Of all the things I read about Osama bin Laden in the days after his death, I think this piece by Steve Coll at the New Yorker was the most interesting (it’s only available in full online to subscribers, sorry). Coll tries to understand bin Laden’s legacy (beyond, of course, the many lives he is responsible for ending in the United States and around the world) and paints him as a bit of a peculiar revolutionary who left behind little in the way of ideas. Coll writes that, “Other leaders claiming to be vanguards of revolution, such as Lenin and Castro, remade their homelands and altered global affairs. Al Qaeda never acquired a state, and its territorial influence has been limited to ungoverned backwaters such as Somalia and the Federally Administered Tribal Areas of Pakistan.”

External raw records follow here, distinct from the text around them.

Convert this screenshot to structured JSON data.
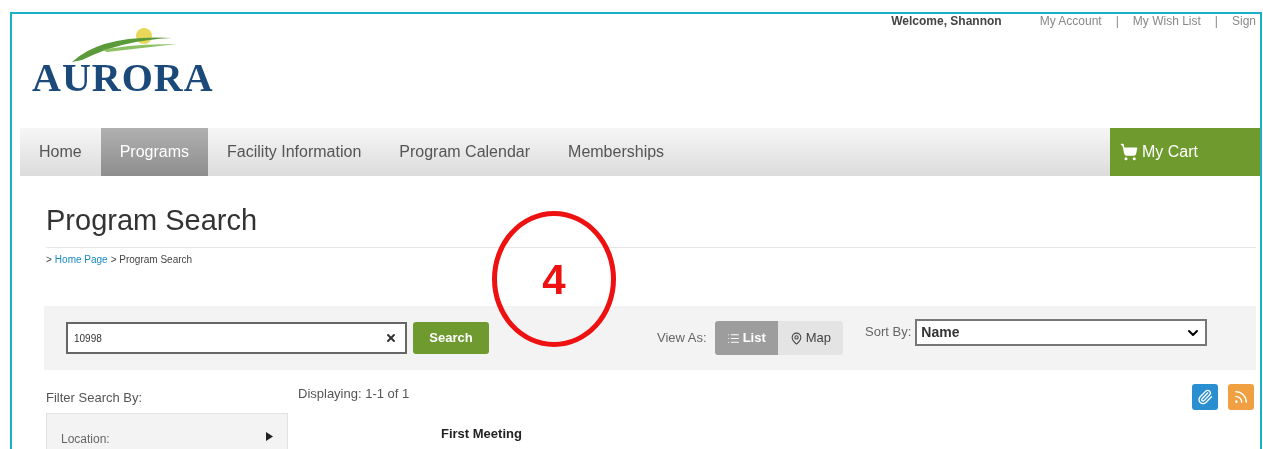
{
  "header": {
    "logo": "AURORA",
    "welcome": "Welcome, Shannon",
    "links": [
      {
        "label": "My Account"
      },
      {
        "label": "My Wish List"
      },
      {
        "label": "Sign"
      }
    ],
    "separator": "|"
  },
  "nav": {
    "items": [
      {
        "label": "Home",
        "selected": false
      },
      {
        "label": "Programs",
        "selected": true
      },
      {
        "label": "Facility Information",
        "selected": false
      },
      {
        "label": "Program Calendar",
        "selected": false
      },
      {
        "label": "Memberships",
        "selected": false
      }
    ],
    "cart": "My Cart"
  },
  "page_title": "Program Search",
  "breadcrumb": {
    "prefix": ">",
    "link": "Home Page",
    "current": "> Program Search"
  },
  "search": {
    "value": "10998",
    "button": "Search"
  },
  "annotation": {
    "label": "4"
  },
  "view_as": {
    "label": "View As:",
    "options": [
      {
        "label": "List",
        "kind": "list",
        "selected": true
      },
      {
        "label": "Map",
        "kind": "map",
        "selected": false
      }
    ]
  },
  "sort_by": {
    "label": "Sort By:",
    "value": "Name"
  },
  "filter_label": "Filter Search By:",
  "displaying": "Displaying: 1-1 of 1",
  "filters": [
    {
      "label": "Location:"
    }
  ],
  "results": {
    "column_1": "First Meeting"
  }
}
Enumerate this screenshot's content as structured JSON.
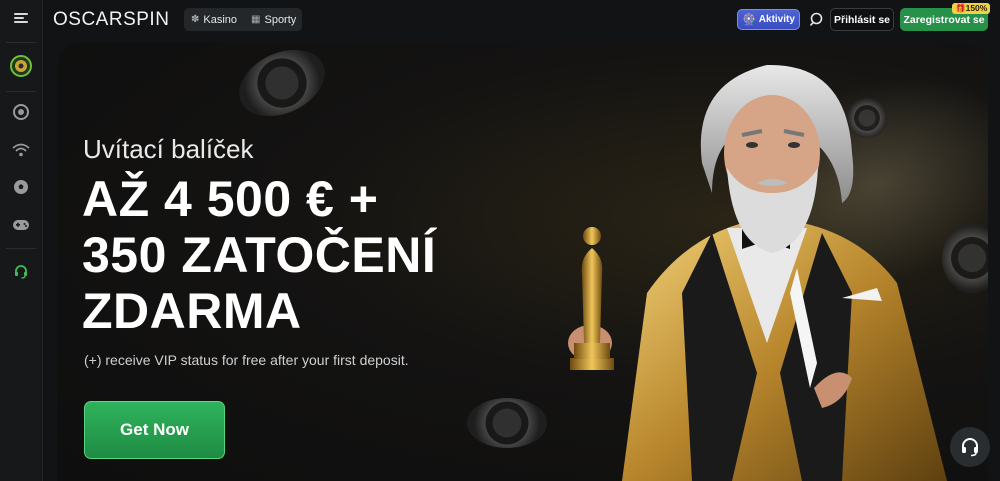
{
  "header": {
    "logo_text": "OSCARSPIN",
    "tabs": [
      {
        "label": "Kasino",
        "icon": "casino-chip-icon"
      },
      {
        "label": "Sporty",
        "icon": "sports-icon"
      }
    ],
    "aktivity_label": "Aktivity",
    "login_label": "Přihlásit se",
    "register_label": "Zaregistrovat se",
    "register_badge": "150%"
  },
  "sidebar": {
    "items": [
      {
        "icon": "menu-icon"
      },
      {
        "icon": "wheel-of-fortune-icon"
      },
      {
        "icon": "casino-chip-icon"
      },
      {
        "icon": "live-signal-icon"
      },
      {
        "icon": "soccer-ball-icon"
      },
      {
        "icon": "gamepad-icon"
      },
      {
        "icon": "support-agent-icon"
      }
    ]
  },
  "hero": {
    "subtitle": "Uvítací balíček",
    "title_line1": "AŽ 4 500 € +",
    "title_line2": "350 ZATOČENÍ",
    "title_line3": "ZDARMA",
    "note": "(+) receive VIP status for free after your first deposit.",
    "cta_label": "Get Now"
  },
  "colors": {
    "accent_green": "#27914a",
    "aktivity_blue": "#3a4ebf",
    "gold": "#d6b14a"
  }
}
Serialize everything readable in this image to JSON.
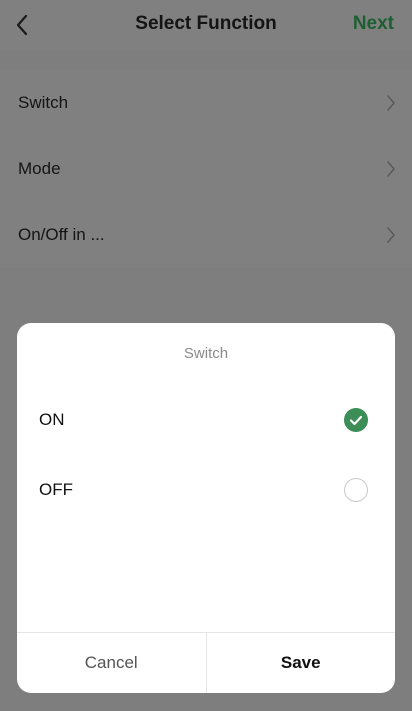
{
  "header": {
    "title": "Select Function",
    "next_label": "Next",
    "back_icon": "chevron-left-icon",
    "next_color": "#1d5f31"
  },
  "functions": [
    {
      "label": "Switch"
    },
    {
      "label": "Mode"
    },
    {
      "label": "On/Off in ..."
    }
  ],
  "dialog": {
    "title": "Switch",
    "options": [
      {
        "label": "ON",
        "selected": true
      },
      {
        "label": "OFF",
        "selected": false
      }
    ],
    "cancel_label": "Cancel",
    "save_label": "Save",
    "accent_color": "#3c8d56"
  }
}
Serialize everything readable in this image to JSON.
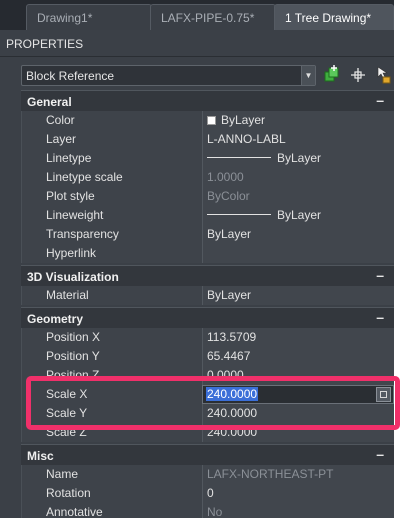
{
  "tabs": [
    {
      "label": "Drawing1*"
    },
    {
      "label": "LAFX-PIPE-0.75*"
    },
    {
      "label": "1 Tree Drawing*"
    }
  ],
  "panel_title": "PROPERTIES",
  "selector": {
    "value": "Block Reference"
  },
  "toolbar_icons": [
    "add-to-selection-icon",
    "pick-objects-icon",
    "quick-select-icon"
  ],
  "sections": {
    "general": {
      "title": "General",
      "collapse": "–",
      "rows": {
        "color": {
          "label": "Color",
          "value": "ByLayer"
        },
        "layer": {
          "label": "Layer",
          "value": "L-ANNO-LABL"
        },
        "linetype": {
          "label": "Linetype",
          "value": "ByLayer"
        },
        "linetype_scale": {
          "label": "Linetype scale",
          "value": "1.0000"
        },
        "plot_style": {
          "label": "Plot style",
          "value": "ByColor"
        },
        "lineweight": {
          "label": "Lineweight",
          "value": "ByLayer"
        },
        "transparency": {
          "label": "Transparency",
          "value": "ByLayer"
        },
        "hyperlink": {
          "label": "Hyperlink",
          "value": ""
        }
      }
    },
    "visualization": {
      "title": "3D Visualization",
      "collapse": "–",
      "rows": {
        "material": {
          "label": "Material",
          "value": "ByLayer"
        }
      }
    },
    "geometry": {
      "title": "Geometry",
      "collapse": "–",
      "rows": {
        "position_x": {
          "label": "Position X",
          "value": "113.5709"
        },
        "position_y": {
          "label": "Position Y",
          "value": "65.4467"
        },
        "position_z": {
          "label": "Position Z",
          "value": "0.0000"
        },
        "scale_x": {
          "label": "Scale X",
          "value": "240.0000"
        },
        "scale_y": {
          "label": "Scale Y",
          "value": "240.0000"
        },
        "scale_z": {
          "label": "Scale Z",
          "value": "240.0000"
        }
      }
    },
    "misc": {
      "title": "Misc",
      "collapse": "–",
      "rows": {
        "name": {
          "label": "Name",
          "value": "LAFX-NORTHEAST-PT"
        },
        "rotation": {
          "label": "Rotation",
          "value": "0"
        },
        "annotative": {
          "label": "Annotative",
          "value": "No"
        }
      }
    }
  },
  "colors": {
    "highlight": "#f0306a",
    "selection": "#3b6fd8",
    "panel_bg": "#3b4047"
  }
}
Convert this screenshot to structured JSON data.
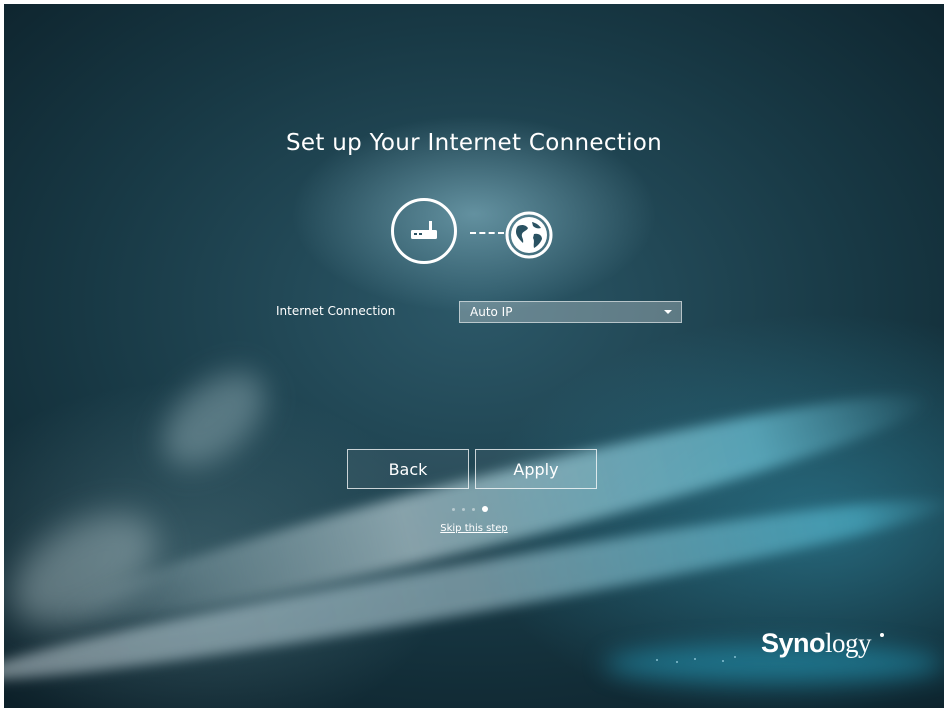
{
  "wizard": {
    "title": "Set up Your Internet Connection",
    "icons": {
      "left": "router-icon",
      "connector": "dashed-line",
      "right": "globe-icon"
    },
    "form": {
      "connection_label": "Internet Connection",
      "connection_value": "Auto IP"
    },
    "buttons": {
      "back_label": "Back",
      "apply_label": "Apply"
    },
    "steps": {
      "total": 4,
      "current": 4
    },
    "skip_label": "Skip this step"
  },
  "brand": {
    "name_bold": "Syno",
    "name_light": "logy"
  },
  "colors": {
    "text": "#ffffff",
    "background_dark": "#183945",
    "accent_glow": "#3cb4d2"
  }
}
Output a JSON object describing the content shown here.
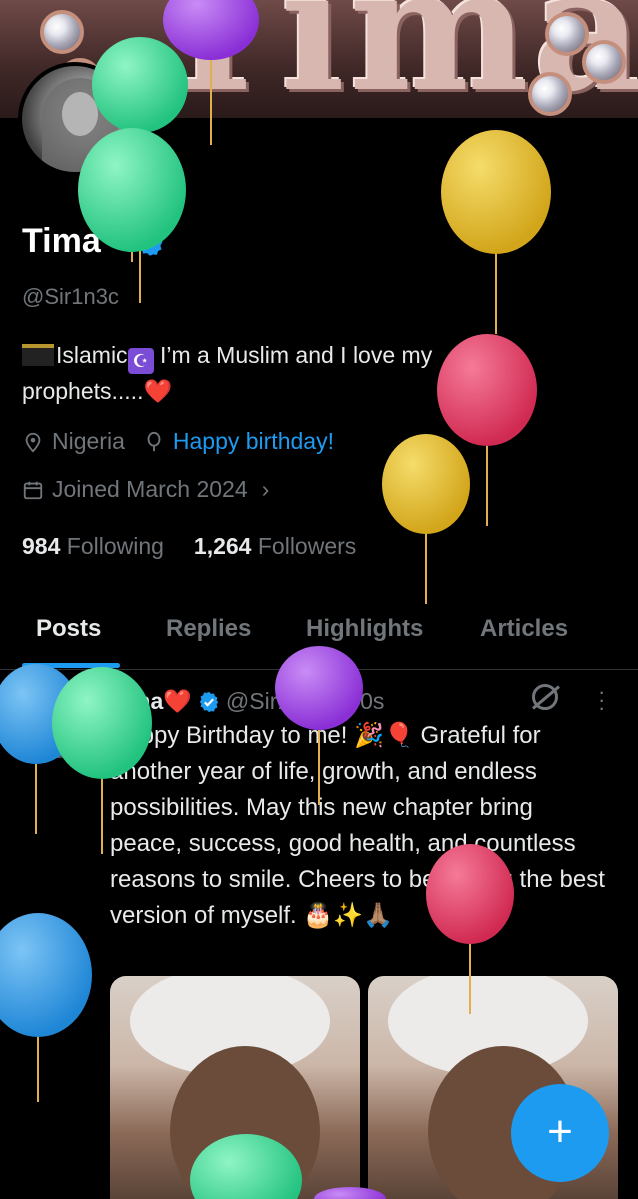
{
  "profile": {
    "name": "Tima",
    "handle": "@Sir1n3c",
    "bio_line1": "Islamic",
    "bio_line1_rest": " I’m a Muslim and I love my",
    "bio_line2": "prophets.....❤️",
    "location": "Nigeria",
    "birthday": "Happy birthday!",
    "joined": "Joined March 2024",
    "following_count": "984",
    "following_label": "Following",
    "followers_count": "1,264",
    "followers_label": "Followers"
  },
  "tabs": [
    {
      "label": "Posts"
    },
    {
      "label": "Replies"
    },
    {
      "label": "Highlights"
    },
    {
      "label": "Articles"
    }
  ],
  "post": {
    "name": "Tima❤️",
    "handle": "@Sir1n3c",
    "time": "· 40s",
    "text": "Happy Birthday to me! 🎉🎈 Grateful for another year of life, growth, and endless possibilities. May this new chapter bring peace, success, good health, and countless reasons to smile. Cheers to becoming the best version of myself. 🎂✨🙏🏽"
  },
  "colors": {
    "accent": "#1d9bf0",
    "muted": "#71767b",
    "text": "#e7e9ea",
    "background": "#000000"
  },
  "icons": [
    "location-icon",
    "balloon-icon",
    "calendar-icon",
    "chevron-right-icon",
    "verified-icon",
    "grok-icon",
    "more-icon",
    "plus-icon"
  ]
}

Coll argues that bin Laden’s most revolutionary trait was his understanding of media:

The standard caricature of bin Laden places him in a cave, stroking his untrimmed beard, plotting to drag the world backward in time. But a better way to understand his significance might be as a singular and peculiar talent in asymmetric communication and marketing strategies. His career as a terrorist signalled changes in the structure of dissent, violent and otherwise, in the Arab and Muslim worlds, particularly involving the role of transnational media. He grasped the disruptive potential of border-hopping technologies even before many Western media executives and Arab dictators did. … Bin Laden was to Arab violence and dissent in the digital age what Adam Osborne was to laptop computers or Excite was to the search-engine business. He lacked the unifying ideas and insights required to build a sustainable community of followers, but, in some ways, he was ahead of his time.